Un trouble de l'inhibition, pas de la personnalité
C'est même tout l'inverse. Le patient est attiré par la transgression, par ce qui est socialement interdit. La Pr Agathe Roubertie, pédiatre et coordinatrice du Centre de compétences du syndrome de Gilles de la Tourette au CHU de Montpellier, illustre ce phénomène : « Par exemple, si la personne croise des gendarmes, elle va dire “j'ai de la drogue, j'ai de la drogue”, alors qu'elle n'en a pas et qu'elle sait parfaitement que c'est exactement ce qu'il ne faut pas dire devant des forces de l'ordre. » C'est précisément le caractère « inopportun » ou « socialement inacceptable » d'un propos, dans un contexte donné, qui déclenche le tic – et non une envie réelle de le formuler.
Le Dr Hartmann souligne un aspect crucial : « J'ai un patient qui se fait régulièrement embarquer par la police. Quand les forces de l'ordre ont la bonne idée de demander un avis médical, on arrive généralement à expliquer que ce n'est pas volontaire. On ne doit et ne peut pas sanctionner quelqu'un pour cette raison. »
Comprendre le mécanisme neurologique
Le syndrome Gilles de la Tourette est en réalité un défaut d'inhibition cérébrale. « Le cerveau n'arrive pas à filtrer ou à réprimer certains mouvements, comportements ou paroles », résume Agathe Roubertie. Sur le plan neurologique, le trouble est lié à un dysfonctionnement des ganglions de la base, des structures profondes du cerveau. Lorsque les symptômes ne s'atténuent pas avec l'âge, ils peuvent être traités en première intention par des thérapies cognitives et comportementales.

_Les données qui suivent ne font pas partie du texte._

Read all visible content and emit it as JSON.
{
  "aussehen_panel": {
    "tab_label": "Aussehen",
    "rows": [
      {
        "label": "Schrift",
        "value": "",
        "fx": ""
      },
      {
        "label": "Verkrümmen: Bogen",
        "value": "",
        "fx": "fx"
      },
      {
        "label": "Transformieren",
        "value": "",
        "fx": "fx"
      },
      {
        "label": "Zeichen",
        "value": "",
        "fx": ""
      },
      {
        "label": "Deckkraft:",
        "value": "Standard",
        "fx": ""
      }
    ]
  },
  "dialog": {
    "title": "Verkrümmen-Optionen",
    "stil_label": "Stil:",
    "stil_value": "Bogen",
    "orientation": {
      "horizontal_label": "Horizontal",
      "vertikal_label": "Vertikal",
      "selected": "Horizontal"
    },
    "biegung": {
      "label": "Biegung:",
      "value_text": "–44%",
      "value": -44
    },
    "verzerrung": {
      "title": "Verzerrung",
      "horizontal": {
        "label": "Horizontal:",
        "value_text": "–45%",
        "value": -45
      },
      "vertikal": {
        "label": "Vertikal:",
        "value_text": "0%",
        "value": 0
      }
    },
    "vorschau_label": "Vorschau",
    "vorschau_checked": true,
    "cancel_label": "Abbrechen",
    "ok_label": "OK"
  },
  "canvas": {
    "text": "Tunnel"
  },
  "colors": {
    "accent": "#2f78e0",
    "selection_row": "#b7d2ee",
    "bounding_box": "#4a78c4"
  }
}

Le Dr Hartmann précise les options thérapeutiques : « Si cela ne suffit pas, des traitements antipsychotiques à faible dose peuvent être proposés. Pour des tics simples et localisés, les injections de botox donnent de très bons résultats. Et pour les cas les plus sévères, on peut envisager une stimulation cérébrale profonde, grâce à des électrodes implantées dans le cerveau. » Mais c'est avant tout la compréhension et l'acceptation de ce handicap par la société qui soulagent le mieux les patients, leur permettant de vivre avec moins de stigmatisation et de jugements hâtifs.